Posts Tagged ‘burns night’

London — By Andrea Kirkby on January 25, 2010 at 6:38 am
Filed under: burns night, featuredarticle, haggis, traditions

Beware the Haggis!

It’s Burns Night tonight, and while it’s really a Scottish thing, there will certainly be a good few Burns Night celebrations in London, both for ex-pat Scots and for anyone else who enjoys a few drinks and a good night out.

Ceremonial killing of the Haggis by a Scottish fashion victim.

What is Burns Night?

Robert Burns is to Scotland what Shakespeare is to England – the writer who sums up the country’s identity, the ‘patron poet’ as it were of the St Andrew’s Cross. Almost everyone knows phrases from his poems – ‘the best laid plans of mice and men gang aft agley’, ‘wee sleekit, cowrin’, tim’rous beastie’, or perhaps bits of  ‘Comin’ thro the Rye’ – even if they don’t know a whole poem to recite.
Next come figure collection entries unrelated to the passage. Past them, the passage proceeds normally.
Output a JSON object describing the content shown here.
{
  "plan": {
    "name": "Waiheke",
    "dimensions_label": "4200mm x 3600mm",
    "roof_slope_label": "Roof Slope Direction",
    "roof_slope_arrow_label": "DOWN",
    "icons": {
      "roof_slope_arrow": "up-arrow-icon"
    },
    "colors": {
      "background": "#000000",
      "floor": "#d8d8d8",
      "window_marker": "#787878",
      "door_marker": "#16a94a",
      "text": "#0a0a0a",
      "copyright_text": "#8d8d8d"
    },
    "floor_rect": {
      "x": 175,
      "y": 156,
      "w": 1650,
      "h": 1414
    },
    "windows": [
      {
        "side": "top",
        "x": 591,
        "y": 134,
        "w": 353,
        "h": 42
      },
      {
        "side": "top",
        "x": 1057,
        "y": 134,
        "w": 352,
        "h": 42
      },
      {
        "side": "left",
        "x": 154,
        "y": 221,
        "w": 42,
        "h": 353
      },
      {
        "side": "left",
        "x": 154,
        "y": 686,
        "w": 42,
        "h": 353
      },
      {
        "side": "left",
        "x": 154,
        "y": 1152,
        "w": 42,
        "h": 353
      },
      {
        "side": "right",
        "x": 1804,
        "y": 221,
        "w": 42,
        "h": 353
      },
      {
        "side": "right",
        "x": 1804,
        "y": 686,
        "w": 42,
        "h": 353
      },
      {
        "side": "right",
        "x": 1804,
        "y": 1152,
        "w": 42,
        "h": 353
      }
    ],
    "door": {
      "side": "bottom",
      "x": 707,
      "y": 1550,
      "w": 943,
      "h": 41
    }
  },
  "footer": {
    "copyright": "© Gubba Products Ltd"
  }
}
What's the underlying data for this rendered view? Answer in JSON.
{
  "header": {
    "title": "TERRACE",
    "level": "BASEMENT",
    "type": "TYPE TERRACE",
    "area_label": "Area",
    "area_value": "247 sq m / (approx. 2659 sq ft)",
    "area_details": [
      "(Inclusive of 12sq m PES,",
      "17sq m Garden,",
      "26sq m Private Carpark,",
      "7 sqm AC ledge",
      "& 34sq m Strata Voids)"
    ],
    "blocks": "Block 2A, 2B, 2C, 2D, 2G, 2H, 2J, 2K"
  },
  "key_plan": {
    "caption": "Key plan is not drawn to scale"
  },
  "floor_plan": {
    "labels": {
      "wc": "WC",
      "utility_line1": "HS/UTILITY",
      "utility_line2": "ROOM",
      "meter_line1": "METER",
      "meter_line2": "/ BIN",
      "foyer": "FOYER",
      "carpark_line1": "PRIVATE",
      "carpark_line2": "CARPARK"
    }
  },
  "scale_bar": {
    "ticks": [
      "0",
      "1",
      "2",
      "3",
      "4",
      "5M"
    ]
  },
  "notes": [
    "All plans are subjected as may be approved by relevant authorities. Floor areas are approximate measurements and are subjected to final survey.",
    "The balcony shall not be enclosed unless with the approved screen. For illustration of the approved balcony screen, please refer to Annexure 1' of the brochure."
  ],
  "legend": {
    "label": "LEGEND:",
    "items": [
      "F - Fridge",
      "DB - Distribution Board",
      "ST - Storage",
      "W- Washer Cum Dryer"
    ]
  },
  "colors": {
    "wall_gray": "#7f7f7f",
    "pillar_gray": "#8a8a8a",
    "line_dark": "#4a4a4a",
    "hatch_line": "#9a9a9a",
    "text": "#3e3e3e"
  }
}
I have to point out Scotland has some very fine other poets, from Dunbar and Henryson in the Middle Ages to Carol Ann Duffy today. But Burns is the quintessential Scottish poet, and it’s his birthday we’ll be celebrating tonight.

And what is a haggis?

You really don’t want to know.

But I’m going to be eating one.

That’s exactly why you don’t want to know – but if you insist. Get all the bits of a sheep you don’t want to eat – heart, liver, lungs – chop’em all up, add lots of onion, oatmeal (which in my opinion is really better left for making porridge), and suet (are you getting an idea this might not be the healthiest food around?) and a few spices, stick it all back inside the sheep’s stomach, and boil it for three or four hours. To stay traditional, serve it up with neeps and tatties – mashed swedes and potatoes.

Ugh.

Exactly. Why do you think the Scots drink so much whisky? One friend of mine said after a Burns Supper “Haggis is quite nice, actually, if you wash it down with enough whisky.” I’ll take his word for it.

What’s with the guy in the kilt stabbing the haggis with a large knife?

I dare say you can eat haggis in other ways, but at Burns Suppers there’s due ceremony to be observed. The haggis is usually piped in by a Highland Piper in full regalia – kilt, bonnet and sporran, as well as tartan-covered bagpipes – and is then ceremonially sliced, a bit like a wedding cake!

The ceremony also includes Burns’s ‘Ode to a Haggis’ – or rather, to give its correct title, ‘Address to a haggis’, which begins: “Fair fa’ your honest, sonsie face, Great chieftain o’ the puddin-race!”

Are there any vegetarian options?

Fortunately, there are – and I shall definitely be taking one. Most of them use peas and beans, sometimes nuts, and often a mixture of other vegetables, to create a veggie alternative. Which, though I’m a meat-eater, I find far more palatable than the ‘real’ thing.

Another ‘different’ version has been formulated at Papillon [map], a Chelsea brasserie. It uses confit pork belly and beef fillet with foie gras and black truffles – definitely a gastro version, but possibly not one that the Scots would recognise.

Are there any other uses for a haggis?

Yes, a sport which personally I find extremely appealing – far more so than eating one – is haggis hurling. The world record is more than 180 feet.

Okay, where can I go for Burns night in London?

You’re a bit late to book into one of the Burns Suppers, but most of the Scottish pubs in the capital will be celebrating. I’d recommend one of the following:

  • Boisdale of Belgravia [map] with a very traditional Scottish ambience – tartan, stags’ heads, loads of whiskies;
  • The Rob Roy, Sale Place [map], a real Scottish pub that’s kept its traditional name and clientele, and is the home of Aberdeen FC supporters in London – FREE haggis tonight!